The hat isn't quite the right size. He is able to get his naughty little fingers up in there and take out the aids, but some of my amazing friends are working on a cap that does the same thing, but is bigger to prevent him from attacking the aids. (Little stinker!)

Anyway, I made a video so the girls who are working on this project could see just what I meant. As you can see, he's doing great! He's so happy, and is finally trying to interact a little bit with us. You can also see that he's learned to clap for himself. This is a very new thing, and it's wonderful for him. He does something he thinks is good and then claps while looking to us for validation. If he made a good choice, we clap back. If not, he gets the "grumpy" look and a big NO. He hasn't quite figured out that it's negative feedback sometimes, but the fact that he wants any feedback from other humans at all is huge.

Sunday, September 5, 2010

Liam's IFSP

Liam had his IFSP this past week. He had one right before we moved from TX, but a new one needed to be done since we've moved to a new state. We were prepared for that before we moved, so it didn't bother me to make the time to do. We also had an IFSP for Drezden, but there isn't a whole lot to say on that one. I will say that setting up services for two children on the same day really does make for a marathon meeting.

It's hard for me to acknowledge that I like this state better than TX because my heart will always belong to our team back there. The services offered here are more vast and more easily accessible in my opinion.
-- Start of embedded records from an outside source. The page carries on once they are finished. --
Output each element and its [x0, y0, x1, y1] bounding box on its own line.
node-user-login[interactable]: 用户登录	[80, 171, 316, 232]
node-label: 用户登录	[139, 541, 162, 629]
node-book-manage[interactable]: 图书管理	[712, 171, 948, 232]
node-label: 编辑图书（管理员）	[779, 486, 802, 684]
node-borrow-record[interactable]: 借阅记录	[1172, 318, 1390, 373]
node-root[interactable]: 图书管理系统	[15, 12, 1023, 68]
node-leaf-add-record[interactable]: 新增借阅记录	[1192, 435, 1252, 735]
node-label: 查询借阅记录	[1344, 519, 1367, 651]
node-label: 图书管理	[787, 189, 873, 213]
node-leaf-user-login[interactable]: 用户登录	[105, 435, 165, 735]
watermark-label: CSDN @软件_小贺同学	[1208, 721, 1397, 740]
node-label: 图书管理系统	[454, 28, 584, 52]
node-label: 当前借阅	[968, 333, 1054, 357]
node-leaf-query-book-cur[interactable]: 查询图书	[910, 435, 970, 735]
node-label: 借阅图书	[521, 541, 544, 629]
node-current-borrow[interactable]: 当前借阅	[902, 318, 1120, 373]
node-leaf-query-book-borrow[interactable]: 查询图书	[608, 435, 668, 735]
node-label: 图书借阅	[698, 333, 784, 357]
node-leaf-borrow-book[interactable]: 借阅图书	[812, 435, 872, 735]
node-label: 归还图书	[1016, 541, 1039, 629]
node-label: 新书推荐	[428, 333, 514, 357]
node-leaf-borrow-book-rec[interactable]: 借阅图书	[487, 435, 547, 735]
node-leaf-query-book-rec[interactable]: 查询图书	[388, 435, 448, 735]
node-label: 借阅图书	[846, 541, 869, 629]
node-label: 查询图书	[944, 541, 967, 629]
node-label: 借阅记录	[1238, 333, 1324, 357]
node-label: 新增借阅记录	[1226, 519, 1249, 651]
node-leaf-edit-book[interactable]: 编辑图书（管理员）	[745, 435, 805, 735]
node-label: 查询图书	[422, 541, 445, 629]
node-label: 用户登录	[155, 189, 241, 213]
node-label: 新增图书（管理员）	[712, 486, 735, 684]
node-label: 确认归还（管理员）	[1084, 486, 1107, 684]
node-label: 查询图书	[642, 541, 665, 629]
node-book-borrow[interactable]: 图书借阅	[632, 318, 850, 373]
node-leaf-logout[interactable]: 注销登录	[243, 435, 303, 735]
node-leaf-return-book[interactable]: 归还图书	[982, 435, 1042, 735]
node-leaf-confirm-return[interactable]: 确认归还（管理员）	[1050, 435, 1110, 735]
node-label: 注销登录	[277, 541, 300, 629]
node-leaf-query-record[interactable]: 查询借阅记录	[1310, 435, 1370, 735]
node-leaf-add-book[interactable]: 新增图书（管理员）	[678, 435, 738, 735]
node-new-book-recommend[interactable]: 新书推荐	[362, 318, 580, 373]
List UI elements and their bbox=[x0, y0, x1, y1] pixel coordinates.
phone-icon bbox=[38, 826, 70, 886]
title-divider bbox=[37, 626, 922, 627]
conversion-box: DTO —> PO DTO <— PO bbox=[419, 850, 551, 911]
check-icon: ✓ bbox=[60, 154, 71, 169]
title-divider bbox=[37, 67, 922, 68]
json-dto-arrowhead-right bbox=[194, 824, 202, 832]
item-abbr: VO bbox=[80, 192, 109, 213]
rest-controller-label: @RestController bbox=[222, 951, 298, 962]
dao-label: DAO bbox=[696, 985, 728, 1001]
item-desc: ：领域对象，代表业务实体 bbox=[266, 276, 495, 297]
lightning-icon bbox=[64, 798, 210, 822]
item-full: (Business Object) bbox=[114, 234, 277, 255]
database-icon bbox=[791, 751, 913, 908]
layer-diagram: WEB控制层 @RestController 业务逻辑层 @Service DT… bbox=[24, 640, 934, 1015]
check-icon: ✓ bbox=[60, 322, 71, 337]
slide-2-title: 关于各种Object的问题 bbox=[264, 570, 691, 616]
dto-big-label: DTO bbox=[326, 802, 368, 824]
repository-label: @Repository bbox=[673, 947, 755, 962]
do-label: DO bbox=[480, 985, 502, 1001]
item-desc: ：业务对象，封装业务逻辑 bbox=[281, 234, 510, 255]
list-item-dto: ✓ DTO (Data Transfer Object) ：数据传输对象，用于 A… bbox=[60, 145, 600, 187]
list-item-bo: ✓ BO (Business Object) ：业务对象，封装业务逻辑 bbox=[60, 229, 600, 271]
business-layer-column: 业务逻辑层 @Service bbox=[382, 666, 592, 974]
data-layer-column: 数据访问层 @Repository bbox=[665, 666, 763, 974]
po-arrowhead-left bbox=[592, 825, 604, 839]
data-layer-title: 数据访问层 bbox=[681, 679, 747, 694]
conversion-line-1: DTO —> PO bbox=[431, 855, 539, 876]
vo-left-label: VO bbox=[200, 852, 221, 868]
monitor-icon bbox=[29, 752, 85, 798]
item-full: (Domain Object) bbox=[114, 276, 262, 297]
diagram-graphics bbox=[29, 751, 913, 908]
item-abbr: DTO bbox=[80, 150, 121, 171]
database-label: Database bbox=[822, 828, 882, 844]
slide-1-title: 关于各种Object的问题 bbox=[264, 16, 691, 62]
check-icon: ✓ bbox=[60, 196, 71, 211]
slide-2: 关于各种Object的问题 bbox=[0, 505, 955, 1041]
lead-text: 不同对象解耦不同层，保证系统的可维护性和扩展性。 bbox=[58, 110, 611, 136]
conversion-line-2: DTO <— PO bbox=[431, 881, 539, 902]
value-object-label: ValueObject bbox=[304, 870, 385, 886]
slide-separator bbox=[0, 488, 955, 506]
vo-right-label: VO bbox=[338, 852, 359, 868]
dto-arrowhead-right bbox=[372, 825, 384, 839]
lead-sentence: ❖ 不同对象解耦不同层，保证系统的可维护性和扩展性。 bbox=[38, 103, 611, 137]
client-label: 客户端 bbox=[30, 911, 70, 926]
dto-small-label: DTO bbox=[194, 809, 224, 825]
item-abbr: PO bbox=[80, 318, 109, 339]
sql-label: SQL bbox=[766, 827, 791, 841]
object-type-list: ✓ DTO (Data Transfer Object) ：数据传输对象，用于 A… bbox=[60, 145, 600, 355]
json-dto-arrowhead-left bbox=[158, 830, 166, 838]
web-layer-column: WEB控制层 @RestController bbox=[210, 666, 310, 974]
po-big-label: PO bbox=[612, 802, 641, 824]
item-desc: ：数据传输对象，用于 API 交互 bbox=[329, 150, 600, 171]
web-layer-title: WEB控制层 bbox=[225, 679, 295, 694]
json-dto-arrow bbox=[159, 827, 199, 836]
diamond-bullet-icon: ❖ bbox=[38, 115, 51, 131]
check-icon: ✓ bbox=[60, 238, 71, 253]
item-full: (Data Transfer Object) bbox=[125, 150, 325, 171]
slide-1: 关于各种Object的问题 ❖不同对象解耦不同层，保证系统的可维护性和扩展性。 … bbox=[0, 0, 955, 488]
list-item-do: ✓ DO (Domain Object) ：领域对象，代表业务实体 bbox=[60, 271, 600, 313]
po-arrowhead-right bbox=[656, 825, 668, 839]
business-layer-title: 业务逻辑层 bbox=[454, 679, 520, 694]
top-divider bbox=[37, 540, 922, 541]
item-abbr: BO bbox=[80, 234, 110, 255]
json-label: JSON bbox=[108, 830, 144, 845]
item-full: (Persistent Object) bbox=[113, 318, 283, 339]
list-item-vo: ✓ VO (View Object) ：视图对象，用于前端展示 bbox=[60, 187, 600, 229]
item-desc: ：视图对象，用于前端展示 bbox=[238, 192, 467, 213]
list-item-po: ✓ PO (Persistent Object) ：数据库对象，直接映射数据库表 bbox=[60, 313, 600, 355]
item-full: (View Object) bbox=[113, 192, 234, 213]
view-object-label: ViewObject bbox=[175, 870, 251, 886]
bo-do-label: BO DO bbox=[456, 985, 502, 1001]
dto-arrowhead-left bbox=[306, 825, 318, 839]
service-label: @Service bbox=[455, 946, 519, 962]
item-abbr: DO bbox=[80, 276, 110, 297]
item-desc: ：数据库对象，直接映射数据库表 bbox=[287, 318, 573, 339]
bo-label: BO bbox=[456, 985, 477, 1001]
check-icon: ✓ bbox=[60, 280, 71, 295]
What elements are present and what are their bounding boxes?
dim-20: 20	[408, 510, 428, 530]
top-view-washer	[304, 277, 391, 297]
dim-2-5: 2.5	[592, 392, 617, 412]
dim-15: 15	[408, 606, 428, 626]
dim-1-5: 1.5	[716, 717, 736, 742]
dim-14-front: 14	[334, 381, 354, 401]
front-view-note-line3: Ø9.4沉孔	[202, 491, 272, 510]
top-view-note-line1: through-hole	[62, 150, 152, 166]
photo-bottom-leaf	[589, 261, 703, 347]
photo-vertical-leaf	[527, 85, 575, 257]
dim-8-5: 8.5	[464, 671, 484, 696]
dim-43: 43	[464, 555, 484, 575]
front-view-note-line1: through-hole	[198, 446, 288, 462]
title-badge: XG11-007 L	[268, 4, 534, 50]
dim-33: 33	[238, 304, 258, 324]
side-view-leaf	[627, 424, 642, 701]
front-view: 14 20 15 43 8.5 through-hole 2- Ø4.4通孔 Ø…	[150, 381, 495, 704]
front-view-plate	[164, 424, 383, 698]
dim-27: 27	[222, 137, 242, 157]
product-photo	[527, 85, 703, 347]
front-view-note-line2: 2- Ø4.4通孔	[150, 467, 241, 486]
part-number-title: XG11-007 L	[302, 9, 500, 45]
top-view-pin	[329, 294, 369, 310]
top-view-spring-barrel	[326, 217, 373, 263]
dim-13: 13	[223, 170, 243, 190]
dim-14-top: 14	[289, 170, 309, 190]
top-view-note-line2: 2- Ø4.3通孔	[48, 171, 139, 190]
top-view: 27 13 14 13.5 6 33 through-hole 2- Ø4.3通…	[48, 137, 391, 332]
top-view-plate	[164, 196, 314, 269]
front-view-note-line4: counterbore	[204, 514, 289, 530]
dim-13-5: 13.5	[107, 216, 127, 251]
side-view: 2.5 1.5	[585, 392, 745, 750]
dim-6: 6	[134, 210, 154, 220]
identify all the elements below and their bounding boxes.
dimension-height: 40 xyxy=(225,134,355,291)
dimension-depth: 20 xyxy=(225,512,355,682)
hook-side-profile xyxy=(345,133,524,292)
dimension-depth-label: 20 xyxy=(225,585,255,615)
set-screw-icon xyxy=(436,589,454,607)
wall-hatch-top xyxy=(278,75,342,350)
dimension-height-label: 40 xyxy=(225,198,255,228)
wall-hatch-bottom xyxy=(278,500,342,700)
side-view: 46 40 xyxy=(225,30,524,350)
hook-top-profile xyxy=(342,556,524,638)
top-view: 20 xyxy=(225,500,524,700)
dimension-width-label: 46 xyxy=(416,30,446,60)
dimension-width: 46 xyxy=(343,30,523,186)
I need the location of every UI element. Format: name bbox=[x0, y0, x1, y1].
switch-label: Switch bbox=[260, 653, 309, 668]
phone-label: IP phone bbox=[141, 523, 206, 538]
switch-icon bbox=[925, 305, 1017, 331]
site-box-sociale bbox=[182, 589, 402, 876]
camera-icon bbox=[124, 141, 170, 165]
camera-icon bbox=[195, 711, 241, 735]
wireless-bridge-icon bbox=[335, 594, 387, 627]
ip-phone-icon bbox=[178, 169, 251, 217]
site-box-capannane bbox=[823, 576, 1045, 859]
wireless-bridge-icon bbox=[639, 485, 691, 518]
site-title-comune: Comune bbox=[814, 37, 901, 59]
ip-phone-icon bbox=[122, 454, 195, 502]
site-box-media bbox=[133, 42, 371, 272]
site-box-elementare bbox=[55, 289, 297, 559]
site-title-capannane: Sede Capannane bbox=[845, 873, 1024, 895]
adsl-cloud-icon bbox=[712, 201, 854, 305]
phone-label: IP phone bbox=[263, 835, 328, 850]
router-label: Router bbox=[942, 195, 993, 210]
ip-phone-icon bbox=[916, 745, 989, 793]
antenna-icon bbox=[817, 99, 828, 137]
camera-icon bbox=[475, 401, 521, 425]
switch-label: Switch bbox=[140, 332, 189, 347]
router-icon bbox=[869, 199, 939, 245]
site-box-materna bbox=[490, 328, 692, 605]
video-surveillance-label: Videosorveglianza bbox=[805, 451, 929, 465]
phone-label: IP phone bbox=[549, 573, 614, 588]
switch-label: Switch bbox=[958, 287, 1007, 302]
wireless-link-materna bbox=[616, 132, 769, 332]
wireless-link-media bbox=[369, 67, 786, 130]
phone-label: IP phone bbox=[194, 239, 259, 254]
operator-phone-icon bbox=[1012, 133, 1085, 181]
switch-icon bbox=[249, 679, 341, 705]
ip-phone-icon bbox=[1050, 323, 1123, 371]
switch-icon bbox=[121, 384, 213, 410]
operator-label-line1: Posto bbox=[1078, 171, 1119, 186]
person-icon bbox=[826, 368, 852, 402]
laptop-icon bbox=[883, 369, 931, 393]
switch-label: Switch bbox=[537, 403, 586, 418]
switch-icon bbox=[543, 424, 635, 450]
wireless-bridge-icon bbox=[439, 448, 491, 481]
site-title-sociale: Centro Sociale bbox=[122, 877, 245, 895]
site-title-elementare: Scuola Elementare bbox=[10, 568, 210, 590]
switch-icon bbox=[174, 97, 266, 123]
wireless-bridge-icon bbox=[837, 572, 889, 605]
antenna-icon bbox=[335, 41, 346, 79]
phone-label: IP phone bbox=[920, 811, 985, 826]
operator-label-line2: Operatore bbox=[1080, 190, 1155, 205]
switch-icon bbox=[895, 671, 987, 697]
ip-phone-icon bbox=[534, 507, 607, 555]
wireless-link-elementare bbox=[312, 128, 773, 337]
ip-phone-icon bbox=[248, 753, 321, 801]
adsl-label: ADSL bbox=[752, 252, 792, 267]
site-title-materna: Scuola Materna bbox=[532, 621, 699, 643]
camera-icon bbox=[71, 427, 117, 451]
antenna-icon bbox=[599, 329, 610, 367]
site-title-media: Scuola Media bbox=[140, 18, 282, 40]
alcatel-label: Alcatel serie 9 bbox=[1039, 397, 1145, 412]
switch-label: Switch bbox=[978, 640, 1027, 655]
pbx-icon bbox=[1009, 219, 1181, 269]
That said, the bonds we had with our workers in TX can never be replaced, and there is something to be said about having close bonds with the people serving your children.

As far as what Liam will be receiving, I am very pleased with what is being offered. He'll be getting the following services:
OT 1 x week ( Therapist to be determined)
Nutrition 2 x month
Special Instruction - 1 x month home with Betsy and 1 x month 30 min at the center
Preschool class 2 days per week
Speech Therapy every other week ( therapist to be determined)

The OT will be for his eating issues and to help him overcome his sensory issues, particularly with foods.
His nutritionist will be coming to make sure he's getting the right kinds of foods and nutrients he needs since he still doesn't do so hot with solids.
The special instruction will be given with an educator of the Deaf from the Moog school location in our area. This was actually an area of contention because the Deaf school wanted us to come to them once a week for the instruction, but first steps wanted everything done at home. They compromised for now, but I think it won't last long. I'm pretty sure the school is going to win, and I'll have to go to them once a week. It makes my schedule really sketchy, but is better for Liam. I have some mixed feelings in that area.
The preschool class twice a week is also at the Deaf school. I'm concerned that it's not enough, so the plan is to revisit his needs in a couple of months after they've had time to teach him how to get the most out of his class. I'm hoping we move to three days sooner than later.
Audiology will include all hearing testing, repairing his aids, earmolds, maintanance, etc. This is a HUGE help to us financially. Knowing we don't need to worry about his audiology makes it okay for us to take a huge sigh of relief in other areas.
I'm not fully understanding what the speech therapy will be for. He gets speech at the Deaf school, so I'm hoping the two go hand in hand. I do know he'll be getting his sign language skills from the speech teacher.

So, there you go. Nothing fancy, and no deep thoughts today. It's all just pretty black and white. We'll see how things go. I am pretty sure we'll be making changes as we go along, but overall I'm pleased with the efforts being made in Liam's behalf.